A meta-analysis according to KRAS exon 2-wt mCRC was published in November 2012, in which, oxaliplatin-based chemotherapy was control treatment. No survival benefit in the addition of cetuximab or panitumumab to oxaliplatin-based chemotherapy was observed in this meta-analysis. Firstly, oxaliplatin-based chemotherapy included oxaliplatin, FU (infusion or bolus) or capecitabine. Secondly, dose reduction or discontinuation of treatment due to increased toxic effects weakened the efficacy (Maughan et al., 2011, Tveit et al., 2012, Haller et al., 2008). Our meta-analysis focused on RAS status and only patients given 5-FU infusion based chemotherapy as backbone treatment were included. These differences explained why significance was observed in our meta-analysis rather than the former one.

Our meta-analysis had some limitations. Some data from PEAK and FIRE3 studies were not included because the two papers had not been published. Individual participant data were not available when we performed the meta-analysis. For the HRs of OS in COIN, only data from patients who received both OxCap and OxFU were available. Comparisons between patients with KRAS exon 2-wt but other RAS mutations mCRC and KRAS exon 2 mutations mCRC need more individual participant data in RCTs.

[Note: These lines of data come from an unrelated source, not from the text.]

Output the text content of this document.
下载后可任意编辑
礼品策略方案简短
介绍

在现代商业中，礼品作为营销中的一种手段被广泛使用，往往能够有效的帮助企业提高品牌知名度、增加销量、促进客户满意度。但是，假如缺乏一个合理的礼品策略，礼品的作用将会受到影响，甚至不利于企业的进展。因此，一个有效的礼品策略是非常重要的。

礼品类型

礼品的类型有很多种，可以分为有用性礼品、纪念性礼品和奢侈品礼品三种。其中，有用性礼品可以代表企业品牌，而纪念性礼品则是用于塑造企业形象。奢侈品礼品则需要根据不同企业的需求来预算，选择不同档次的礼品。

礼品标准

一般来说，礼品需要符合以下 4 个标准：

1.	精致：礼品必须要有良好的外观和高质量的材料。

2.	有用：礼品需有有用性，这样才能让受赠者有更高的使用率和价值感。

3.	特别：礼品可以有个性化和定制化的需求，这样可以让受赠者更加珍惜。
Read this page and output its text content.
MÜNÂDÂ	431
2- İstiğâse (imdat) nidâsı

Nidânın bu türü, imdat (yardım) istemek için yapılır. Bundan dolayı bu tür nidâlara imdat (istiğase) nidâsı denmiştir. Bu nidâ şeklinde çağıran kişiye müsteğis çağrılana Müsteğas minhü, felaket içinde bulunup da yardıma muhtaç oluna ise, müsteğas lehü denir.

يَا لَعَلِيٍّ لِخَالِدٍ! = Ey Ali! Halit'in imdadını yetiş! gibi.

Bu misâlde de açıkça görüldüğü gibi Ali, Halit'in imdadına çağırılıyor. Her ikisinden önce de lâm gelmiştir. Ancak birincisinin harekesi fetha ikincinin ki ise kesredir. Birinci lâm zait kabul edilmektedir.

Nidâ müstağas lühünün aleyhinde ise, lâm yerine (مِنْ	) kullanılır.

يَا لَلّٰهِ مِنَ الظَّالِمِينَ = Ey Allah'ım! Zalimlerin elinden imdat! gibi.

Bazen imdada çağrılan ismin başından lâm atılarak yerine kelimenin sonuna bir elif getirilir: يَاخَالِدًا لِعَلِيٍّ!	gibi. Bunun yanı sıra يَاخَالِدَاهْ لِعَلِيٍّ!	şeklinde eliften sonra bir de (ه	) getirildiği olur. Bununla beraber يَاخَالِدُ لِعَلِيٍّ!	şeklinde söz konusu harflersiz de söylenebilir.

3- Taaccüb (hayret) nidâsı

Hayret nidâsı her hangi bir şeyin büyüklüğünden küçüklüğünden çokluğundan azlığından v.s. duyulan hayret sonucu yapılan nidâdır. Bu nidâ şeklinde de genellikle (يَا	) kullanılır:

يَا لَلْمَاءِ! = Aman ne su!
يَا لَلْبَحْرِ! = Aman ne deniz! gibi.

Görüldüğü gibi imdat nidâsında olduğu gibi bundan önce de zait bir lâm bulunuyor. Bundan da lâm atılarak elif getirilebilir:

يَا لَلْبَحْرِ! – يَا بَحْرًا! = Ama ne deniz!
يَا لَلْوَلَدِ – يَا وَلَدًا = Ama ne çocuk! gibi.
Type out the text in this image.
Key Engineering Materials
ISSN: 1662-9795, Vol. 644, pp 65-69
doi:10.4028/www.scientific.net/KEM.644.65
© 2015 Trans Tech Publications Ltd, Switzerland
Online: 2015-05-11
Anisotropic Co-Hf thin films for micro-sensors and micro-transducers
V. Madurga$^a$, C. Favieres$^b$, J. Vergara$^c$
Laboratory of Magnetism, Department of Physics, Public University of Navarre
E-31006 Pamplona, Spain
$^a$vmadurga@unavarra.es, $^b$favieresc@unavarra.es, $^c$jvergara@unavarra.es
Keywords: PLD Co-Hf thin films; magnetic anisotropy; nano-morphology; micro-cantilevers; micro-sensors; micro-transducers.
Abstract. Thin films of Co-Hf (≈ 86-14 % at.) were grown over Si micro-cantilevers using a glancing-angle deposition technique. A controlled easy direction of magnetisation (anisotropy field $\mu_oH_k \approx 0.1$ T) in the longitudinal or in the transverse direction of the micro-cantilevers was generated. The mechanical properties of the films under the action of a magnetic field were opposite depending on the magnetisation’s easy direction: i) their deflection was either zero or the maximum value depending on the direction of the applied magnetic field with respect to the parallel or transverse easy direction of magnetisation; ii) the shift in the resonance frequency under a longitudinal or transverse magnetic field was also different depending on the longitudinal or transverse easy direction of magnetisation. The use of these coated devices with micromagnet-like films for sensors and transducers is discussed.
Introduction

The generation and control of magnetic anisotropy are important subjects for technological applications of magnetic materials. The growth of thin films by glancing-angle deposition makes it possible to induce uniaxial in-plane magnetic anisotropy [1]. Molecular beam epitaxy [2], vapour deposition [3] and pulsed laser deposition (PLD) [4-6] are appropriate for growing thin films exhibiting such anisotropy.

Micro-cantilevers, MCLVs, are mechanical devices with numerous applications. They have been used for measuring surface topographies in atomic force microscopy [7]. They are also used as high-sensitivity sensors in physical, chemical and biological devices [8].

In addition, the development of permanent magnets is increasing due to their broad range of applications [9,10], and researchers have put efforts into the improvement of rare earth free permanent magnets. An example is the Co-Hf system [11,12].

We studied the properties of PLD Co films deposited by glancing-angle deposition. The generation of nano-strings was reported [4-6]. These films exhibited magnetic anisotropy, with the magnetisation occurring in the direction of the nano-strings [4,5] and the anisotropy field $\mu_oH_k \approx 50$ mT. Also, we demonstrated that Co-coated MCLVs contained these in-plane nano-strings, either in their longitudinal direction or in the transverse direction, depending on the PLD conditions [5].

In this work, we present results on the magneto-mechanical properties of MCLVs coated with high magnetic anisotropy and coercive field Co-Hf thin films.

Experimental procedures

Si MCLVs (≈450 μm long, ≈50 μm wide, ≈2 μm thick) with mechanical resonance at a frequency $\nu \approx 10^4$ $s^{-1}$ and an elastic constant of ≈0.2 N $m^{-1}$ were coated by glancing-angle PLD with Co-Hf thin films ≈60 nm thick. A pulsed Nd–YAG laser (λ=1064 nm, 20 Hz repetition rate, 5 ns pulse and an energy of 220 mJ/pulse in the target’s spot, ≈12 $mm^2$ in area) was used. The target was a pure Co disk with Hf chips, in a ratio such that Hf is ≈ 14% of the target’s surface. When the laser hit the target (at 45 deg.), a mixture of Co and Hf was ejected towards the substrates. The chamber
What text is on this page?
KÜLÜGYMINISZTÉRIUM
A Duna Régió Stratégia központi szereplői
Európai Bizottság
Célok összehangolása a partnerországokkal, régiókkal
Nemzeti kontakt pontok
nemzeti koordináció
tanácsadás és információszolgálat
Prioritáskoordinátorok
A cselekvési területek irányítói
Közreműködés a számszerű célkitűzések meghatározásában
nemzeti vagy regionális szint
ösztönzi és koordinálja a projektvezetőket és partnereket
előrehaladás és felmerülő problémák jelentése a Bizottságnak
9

In conclusion, our meta-analysis suggests that patients with RAS-wt mCRC benefit more from anti-EGFR moAb + 5-FU infusion based chemotherapy than do those with KRAS exon 2-wt mCRC; and patients with KRAS exon 2-wt but other RAS mutations did not benefit from adding anti-EGFR moAb—similar to patients with KRAS exon 2 mutated tumors. BRAF mutation is still not the predictive marker to anti-EGFR moAb. Whether BRAF mutation is a predictive marker to anti-EGFR moAb needs more data to answer. Which is the better choice for backbone chemotherapy in first-line treatment and which is the optimal sequence for addition of target drugs will become clearer. With development of molecular studies, more really beneficial patients to anti-EGFR moAb will be enriched.

Funding

This study was supported by the Educational Commission of Liaoning Province of China (No. 20060973), and the Science and Technology Planning Project of Liaoning Province of China (No. 2007225009-1, 2011404013-9, 2011225019, 2013225079), and the National Natural Science Foundation of China (No. 81372532), and the Science and Technology Planning Project of Shenyang (No. F15-139-9-27).

Conflict of interest

The authors declare that they have no conflict of interest.